In erster Instanz sprach das Amtsgericht Bonn den Angeklagten allerdings frei. Birgit Niepmann, Direktorin und Pressesprecherin des Amtsgerichts, sagte der SZ, der Richter habe die Videos für zeitgeschichtlich relevant befunden, weil die Lokalpresse vergleichbare Polizeieinsätze bespreche. Bildnisse aus dem Bereich der Zeitgeschichte dürfen ohne Einwilligung beteiligter Personen verbreitet werden.

Das Bonner Landgericht widersprach im Juni, der Angeklagte betreibe den Kanal nicht aus journalistischem, sondern wirtschaftlichem Interesse. Grundsätzlich urteilte nun das OLG: Routine-Einsätzen der Polizei käme keine zeitgeschichtliche Bedeutung zu. Darüber hinaus hätte eine Verpixelung der Beamten den etwaigen "Informations- und Aussagewert der Aufnahme" nicht eingeschränkt. Folglich stünden das Recht auf Meinungs- und Pressefreiheit in diesem Fall hinter dem Persönlichkeitsrecht zurück. Das Urteil ist rechtskräftig.

Immer mehr Polizeikräfte sähen sich infolge der Verbreitung unzensierter Aufnahmen "massiv bedroht"

Erich Rettinghaus, der Vorsitzende der Polizeigewerkschaft NRW, begrüßte die Entscheidung gegenüber der SZ als "wichtiges Signal". Immer mehr Polizeikräfte sähen sich infolge der Verbreitung unzensierter Aufnahmen "massiv bedroht" - sowohl im Internet als auch an Dienststelle und Wohnort.

Für Kontroversen sorgt gleichwohl die Frage, ab wann Polizeieinsätze gefilmt und veröffentlicht werden dürfen - besonders hinsichtlich der Dokumentation möglicher Polizeigewalt. Kleinere Versammlungen befinden sich hier in einer rechtlichen Grauzone, sodass Gerichte Konflikte zwischen Polizeikräften und Filmenden zumeist im Einzelfall beurteilen.

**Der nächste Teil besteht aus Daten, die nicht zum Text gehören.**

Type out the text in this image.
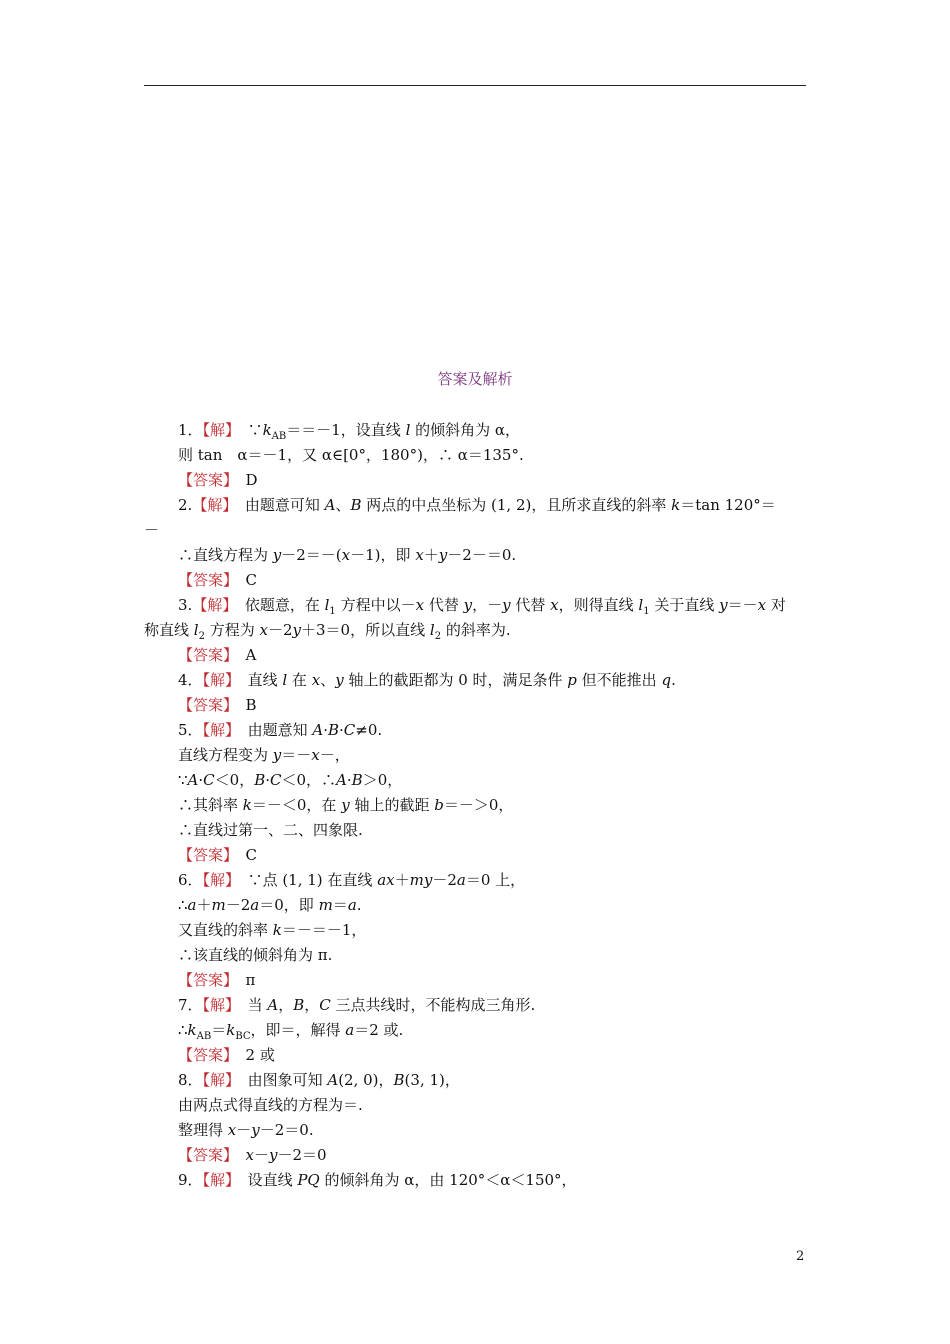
答案及解析
1．【解】　$\because k_{AB}==-1$，设直线 l 的倾斜角为 α，
则 tan　α＝－1，又 α∈[0°，180°)，∴ α＝135°.
【答案】　D
2.【解】　由题意可知 A、B 两点的中点坐标为 (1, 2)，且所求直线的斜率 k＝tan 120°＝
－
∴直线方程为 y－2＝－(x－1)，即 x＋y－2－＝0.
【答案】　C
3.【解】　依题意，在 $l_1$ 方程中以－x 代替 y，－y 代替 x，则得直线 $l_1$ 关于直线 y＝－x 对
称直线 $l_2$ 方程为 x－2y＋3＝0，所以直线 $l_2$ 的斜率为.
【答案】　A
4．【解】　直线 l 在 x、y 轴上的截距都为 0 时，满足条件 p 但不能推出 q.
【答案】　B
5．【解】　由题意知 A·B·C≠0.
直线方程变为 y＝－x－，
∵A·C＜0，B·C＜0，∴A·B＞0，
∴其斜率 k＝－＜0，在 y 轴上的截距 b＝－＞0，
∴直线过第一、二、四象限.
【答案】　C
6．【解】　∵点 (1, 1) 在直线 ax＋my－2a＝0 上，
∴a＋m－2a＝0，即 m＝a.
又直线的斜率 k＝－＝－1，
∴该直线的倾斜角为 π.
【答案】　π
7．【解】　当 A，B，C 三点共线时，不能构成三角形.
$\therefore k_{AB}=k_{BC}$，即＝，解得 a＝2 或.
【答案】　2 或
8．【解】　由图象可知 A(2, 0)，B(3, 1)，
由两点式得直线的方程为＝.
整理得 x－y－2＝0.
【答案】　 x－y－2＝0
9．【解】　设直线 PQ 的倾斜角为 α，由 120°＜α＜150°，
2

Um Auseinandersetzungen vorzubeugen, will die Polizei verstärkt den Einsatz von Bodycams testen. Kritiker argumentieren, die Beamten könnten diese willkürlich ein- und ausschalten. Erich Rettinghaus entgegnete, in Deutschland sei ihm kein Fall missbräuchlicher Anwendung bekannt.

Der Youtuber blickt derweil einem weiteren juristischen Nachspiel entgegen. Laut Deutscher Presseagentur liegen der Staatsanwaltschaft Bonn "zahlreiche neue Strafanzeigen" von Polizeibeamten vor, deren Gesichter sein Kanal unverpixelt zeigt.